Times past, then October 2011 we are married, we are on talking terms with the inlaws by then. 13 days later I am knocked off my motorbike when ironically traveling to Birmingham to do my car test. Multiple injuries/broken bones later and 2.5 months of loss of earnings I finally get better for work. 

Due to financial stresses alone trying to support my wife and two children plus a house (private rented) I had no other option but to default on some bills which long story short has resulted in myself having a CCJ. By April 2012 we had NO choice but to give up our home and begrudgingly move back in with the very people who caused us some much issues the in-laws.

No we have had to pay £450 a month rent to live there plus pay for all the usual things food etc. Bills after bills have come up and we have not managed to save anything in over 6 months.

The estate agents will not look at us because of my CCJ and the fact our income is less than £35,000 a year combined. And because we can’t get a guarantor we can’t even private rent. Oh and the council think it is ok to stay in our current situation despite me suffering severe depression and anxiety plus our eldest son suffering from severe learning difficulties as a result of the constant tension in the house. 

The only open option is to turn our children into the social services and myself and my wife put in a hostel. Not only would our children not be with their parents but to add insult to injury they have said your not allowed to park any cars in or around the hostel which would cause me to lose my job. And the authorities are suppose to help us?..... Split a family up and cause more broken homes whilst indirectly making people jobless? Generations of my family worked hard and fought for this country and look how we are treated. 

To add to the whole mix the mother in law is starting her 4th treatment for cancer but this time It has spread. Her surgeons have said to not surround yourself in stress which understandably having your daughter, son-in law plus 2 grand children living with you is hard enough when things are civil but chuck in the fact the mother in law and I do not see eye to eye just makes things worse.

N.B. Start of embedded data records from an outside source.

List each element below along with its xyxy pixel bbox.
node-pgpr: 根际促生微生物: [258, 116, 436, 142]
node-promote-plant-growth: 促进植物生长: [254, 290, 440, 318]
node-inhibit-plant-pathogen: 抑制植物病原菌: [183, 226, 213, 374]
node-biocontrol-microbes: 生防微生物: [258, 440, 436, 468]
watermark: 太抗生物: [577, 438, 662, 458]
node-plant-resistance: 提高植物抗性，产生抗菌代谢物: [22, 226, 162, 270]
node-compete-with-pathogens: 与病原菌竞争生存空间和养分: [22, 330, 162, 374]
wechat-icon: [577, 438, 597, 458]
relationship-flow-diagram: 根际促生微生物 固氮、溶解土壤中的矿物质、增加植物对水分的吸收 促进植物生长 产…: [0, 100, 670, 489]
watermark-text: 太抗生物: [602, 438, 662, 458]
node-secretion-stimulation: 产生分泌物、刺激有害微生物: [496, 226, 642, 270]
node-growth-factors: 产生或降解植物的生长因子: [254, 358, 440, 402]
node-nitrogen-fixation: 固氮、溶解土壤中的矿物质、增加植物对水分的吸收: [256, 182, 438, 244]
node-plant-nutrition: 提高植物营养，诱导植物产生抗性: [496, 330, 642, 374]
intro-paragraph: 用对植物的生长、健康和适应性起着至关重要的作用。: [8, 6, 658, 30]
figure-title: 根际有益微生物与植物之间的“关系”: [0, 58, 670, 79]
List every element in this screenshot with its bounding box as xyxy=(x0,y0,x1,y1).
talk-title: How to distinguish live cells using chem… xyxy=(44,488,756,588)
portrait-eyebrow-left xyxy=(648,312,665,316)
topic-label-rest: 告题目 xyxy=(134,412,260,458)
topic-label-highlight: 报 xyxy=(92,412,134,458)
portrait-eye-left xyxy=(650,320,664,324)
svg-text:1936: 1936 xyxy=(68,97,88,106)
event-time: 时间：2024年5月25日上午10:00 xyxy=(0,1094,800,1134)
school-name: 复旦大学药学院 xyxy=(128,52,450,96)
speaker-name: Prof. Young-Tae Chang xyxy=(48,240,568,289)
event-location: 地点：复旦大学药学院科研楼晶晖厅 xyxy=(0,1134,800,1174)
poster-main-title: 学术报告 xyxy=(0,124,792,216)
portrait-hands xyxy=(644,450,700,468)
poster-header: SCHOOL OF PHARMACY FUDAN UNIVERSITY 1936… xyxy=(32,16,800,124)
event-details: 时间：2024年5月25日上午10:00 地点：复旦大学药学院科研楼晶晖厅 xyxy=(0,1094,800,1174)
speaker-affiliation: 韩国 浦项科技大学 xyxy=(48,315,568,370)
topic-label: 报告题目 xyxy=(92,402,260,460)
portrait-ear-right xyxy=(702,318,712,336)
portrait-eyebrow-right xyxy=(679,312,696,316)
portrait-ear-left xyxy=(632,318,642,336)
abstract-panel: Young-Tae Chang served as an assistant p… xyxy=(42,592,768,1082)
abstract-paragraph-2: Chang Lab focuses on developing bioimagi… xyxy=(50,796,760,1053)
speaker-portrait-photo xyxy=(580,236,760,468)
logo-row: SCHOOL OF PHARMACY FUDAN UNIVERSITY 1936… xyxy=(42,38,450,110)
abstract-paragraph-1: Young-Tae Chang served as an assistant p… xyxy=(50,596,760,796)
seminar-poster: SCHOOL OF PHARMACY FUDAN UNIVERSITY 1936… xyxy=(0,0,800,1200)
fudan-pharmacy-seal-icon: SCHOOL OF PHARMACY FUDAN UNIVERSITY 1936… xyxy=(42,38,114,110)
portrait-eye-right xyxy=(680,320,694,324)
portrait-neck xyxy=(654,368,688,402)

I do not know what to do, I have lost all will to do anything anymore. I do not speak with my family in Birmingham, I have lost friends I am not socialising anymore and find myself in a constant depressive anxious state. My wife and I have nearly split up 4 times already this month with all my belongings being shoved in bin bags in my car because I just can’t cope or my wife wants to throw in the towel in the relationship in the hope her parents stop acting like children.

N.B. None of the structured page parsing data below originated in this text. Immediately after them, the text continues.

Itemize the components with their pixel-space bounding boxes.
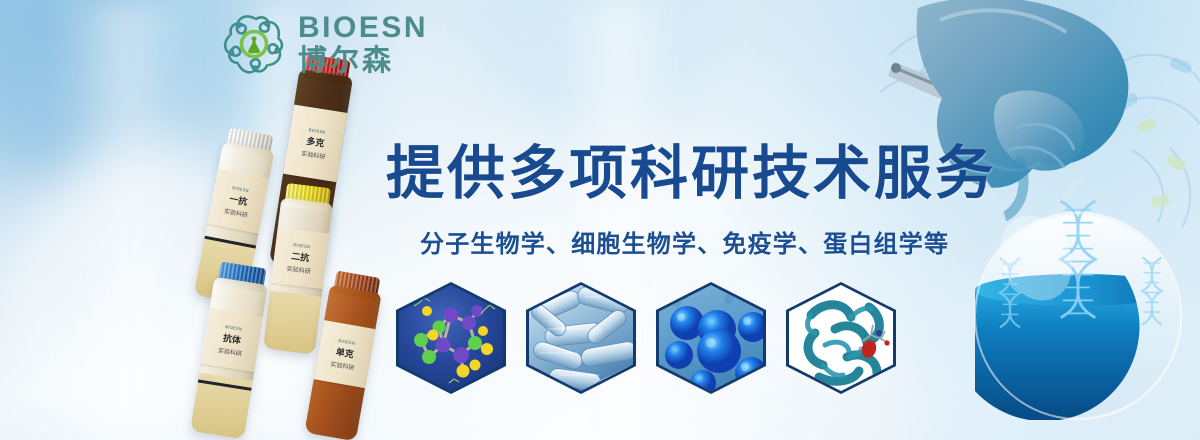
- vial-label: BIOESN 抗体 实验科研: [199, 308, 265, 372]
- hexagon-molecular-network[interactable]: [396, 282, 506, 394]
- background-light-stripe: [55, 0, 205, 440]
- hexagon-inner: [529, 285, 633, 391]
- vial-label-sub: 实验科研: [301, 148, 326, 161]
- hexagon-inner: [789, 285, 893, 391]
- lab-artwork: [870, 0, 1200, 440]
- hexagon-cells[interactable]: [656, 282, 766, 394]
- vial-label-name: 抗体: [222, 330, 242, 346]
- vial-label: BIOESN 多克 实验科研: [281, 104, 350, 182]
- vial-label-sub: 实验科研: [330, 358, 355, 371]
- brand-name-cn: 博尔森: [298, 46, 428, 75]
- banner-headline: 提供多项科研技术服务: [386, 126, 996, 210]
- hexagon-inner: [659, 285, 763, 391]
- brand-name-en: BIOESN: [298, 13, 428, 43]
- vial-label-name: 一抗: [228, 191, 248, 207]
- vial-label-sub: 实验科研: [286, 263, 311, 275]
- vial-label-brand: BIOESN: [293, 242, 310, 249]
- vial-label-name: 二抗: [291, 249, 310, 264]
- vial-label-sub: 实验科研: [223, 205, 248, 218]
- hexagon-inner: [399, 285, 503, 391]
- vial-liquid: [263, 291, 322, 355]
- hexagon-protein[interactable]: [786, 282, 896, 394]
- vial-label-sub: 实验科研: [218, 345, 243, 358]
- flask-glyph-icon: [248, 37, 260, 53]
- promo-banner: BIOESN 多克 实验科研 BIOESN 一抗 实验科研 BIOESN 二抗: [0, 0, 1200, 440]
- vial-label-name: 单克: [335, 344, 355, 360]
- hexagon-bacteria[interactable]: [526, 282, 636, 394]
- bioesn-swirl-flask-logo-icon: [218, 8, 290, 80]
- service-hexagon-row: [396, 282, 896, 394]
- brand-wordmark: BIOESN 博尔森: [298, 13, 428, 75]
- vial-label-name: 多克: [306, 134, 326, 150]
- banner-subheadline: 分子生物学、细胞生物学、免疫学、蛋白组学等: [420, 224, 949, 259]
- vial-label: BIOESN 单克 实验科研: [312, 320, 378, 389]
- round-bottom-flask-icon: [975, 201, 1181, 420]
- vial-label: BIOESN 二抗 实验科研: [269, 227, 332, 289]
- brand-logo[interactable]: BIOESN 博尔森: [218, 8, 428, 80]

I am a very happy, out going sociable person normally. I have changed into everything I did not want to be and just find myself wallowing in some dark pit of depression most times. 

The local council will not help, they say 3 years is the waiting list and its acceptable for us to live at the inlaws yet they are kicking us out because of the cancer treatment (which I fully understand) and we have nowhere to turn to. My salary will always be appalling, (£10,000 a year less than standard), my wife will still be over worked for little money so we can’t just drop everything and move into a new home. Christmas is out of the window, I will not be able to see my daughter or family in Birmingham this xmas and our own children will only have little due to us being so broke. WE WORK! WE WANT GOOD LIVES FOR OUR CHILDREN! ALL WE WANT IS A PLACE TO CALL HOME!

Sorry to have ranted and sorry if this post looks like some self pathetic excuse. IT has helped me saying this which I suppose is one thing but we have no idea what to do. We are only young and want to do best for our children’s future in a SAFE and secure home.

Thank you for reading my brief story. 

Regards,
J


----------



## Chris Taylor (Jul 22, 2010)

Are the in-laws actually throwing you out? If so, I don't have an answer.

But if they aren't, my suggestion is that you have to bite the bullet and make it work. I know the accident wasn't your fault, but sh!t happens and you, being the man of the family, are just going to have to make this situation work. And if that means biting your tongue with the in-laws or picking up a second job so you aren't falling behind in bills, you do what it takes.


----------



## turnera (Jan 22, 2010)

I suggest you bust your butt looking up other options. In your city, outside your city, outside your country...look up volunteering opportunities, such as the Peace Corps, that will give you lodging in return for your work. There's BOUND to be something you can do differently. Get on the web and find forums in your community to look for help, offer to housesit or nanny for someone, find something.


----------